Menurut Pham Hong Huy, Direktur Pusat Pelayanan Administrasi Publik Komune Tu Mo Rong, dari awal tahun 2026 hingga saat ini, pusat tersebut telah menerima hampir 500 permohonan prosedur administrasi, di mana lebih dari 80% di antaranya diajukan secara daring oleh masyarakat.
Menurut Bapak Huy, hasil ini menunjukkan bahwa kesadaran dan keterampilan digital masyarakat secara bertahap meningkat. Secara khusus, kelompok teknologi digital berbasis komunitas memainkan peran penting dalam membimbing dan mendukung masyarakat untuk mengakses layanan publik daring secara efektif.

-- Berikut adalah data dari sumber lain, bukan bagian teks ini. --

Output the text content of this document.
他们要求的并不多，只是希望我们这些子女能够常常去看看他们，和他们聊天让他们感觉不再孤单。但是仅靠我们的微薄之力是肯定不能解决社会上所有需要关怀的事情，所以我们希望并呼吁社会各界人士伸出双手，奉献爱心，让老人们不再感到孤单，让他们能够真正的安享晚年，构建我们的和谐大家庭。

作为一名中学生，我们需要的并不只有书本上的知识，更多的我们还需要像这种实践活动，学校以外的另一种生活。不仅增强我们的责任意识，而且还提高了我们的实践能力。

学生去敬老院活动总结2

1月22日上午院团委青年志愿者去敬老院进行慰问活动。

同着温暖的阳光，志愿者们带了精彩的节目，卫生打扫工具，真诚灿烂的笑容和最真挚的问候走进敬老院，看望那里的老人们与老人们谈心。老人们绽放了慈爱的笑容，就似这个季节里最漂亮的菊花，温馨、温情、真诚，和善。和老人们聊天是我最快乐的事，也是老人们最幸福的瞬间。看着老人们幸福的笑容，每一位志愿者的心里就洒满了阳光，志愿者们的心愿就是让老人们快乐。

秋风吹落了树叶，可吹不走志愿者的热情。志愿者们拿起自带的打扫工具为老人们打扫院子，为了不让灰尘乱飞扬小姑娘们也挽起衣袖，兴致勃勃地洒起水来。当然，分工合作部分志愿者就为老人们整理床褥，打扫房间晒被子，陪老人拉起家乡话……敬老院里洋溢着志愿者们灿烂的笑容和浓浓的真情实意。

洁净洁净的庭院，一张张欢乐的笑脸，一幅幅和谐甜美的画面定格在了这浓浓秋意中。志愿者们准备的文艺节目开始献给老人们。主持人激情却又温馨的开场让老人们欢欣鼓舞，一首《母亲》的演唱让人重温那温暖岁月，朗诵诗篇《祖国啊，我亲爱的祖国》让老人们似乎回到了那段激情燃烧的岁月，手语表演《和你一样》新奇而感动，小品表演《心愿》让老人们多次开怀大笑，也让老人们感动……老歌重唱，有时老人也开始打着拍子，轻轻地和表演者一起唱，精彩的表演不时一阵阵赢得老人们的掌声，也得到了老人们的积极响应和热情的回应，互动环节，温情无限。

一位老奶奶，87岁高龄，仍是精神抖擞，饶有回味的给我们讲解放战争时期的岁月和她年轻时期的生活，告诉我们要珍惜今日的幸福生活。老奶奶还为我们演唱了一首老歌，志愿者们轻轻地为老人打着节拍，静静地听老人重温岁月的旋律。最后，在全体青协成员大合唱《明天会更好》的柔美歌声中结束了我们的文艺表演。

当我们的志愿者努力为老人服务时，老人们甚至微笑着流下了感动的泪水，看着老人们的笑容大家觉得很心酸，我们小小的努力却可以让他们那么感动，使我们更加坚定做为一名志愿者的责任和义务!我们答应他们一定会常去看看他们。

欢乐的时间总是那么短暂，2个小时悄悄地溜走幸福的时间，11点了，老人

Menurut statistik dari Departemen Sains dan Teknologi, Quang Ngai adalah salah satu daerah pertama di seluruh negeri yang menyelesaikan pembentukan dan konsolidasi 100% kelompok teknologi digital masyarakat di bawah model pemerintahan daerah dua tingkat, dengan 1.477 kelompok dan lebih dari 12.000 anggota. Pada kuartal pertama tahun 2026, tingkat aplikasi daring di provinsi ini mencapai hampir 80%.
Terbukti bahwa kelompok teknologi digital berbasis komunitas menjadi kekuatan inti dalam mendekatkan transformasi digital kepada masyarakat di daerah pegunungan, berkontribusi pada upaya mempersempit kesenjangan digital antara daerah terpencil dan daerah yang lebih maju.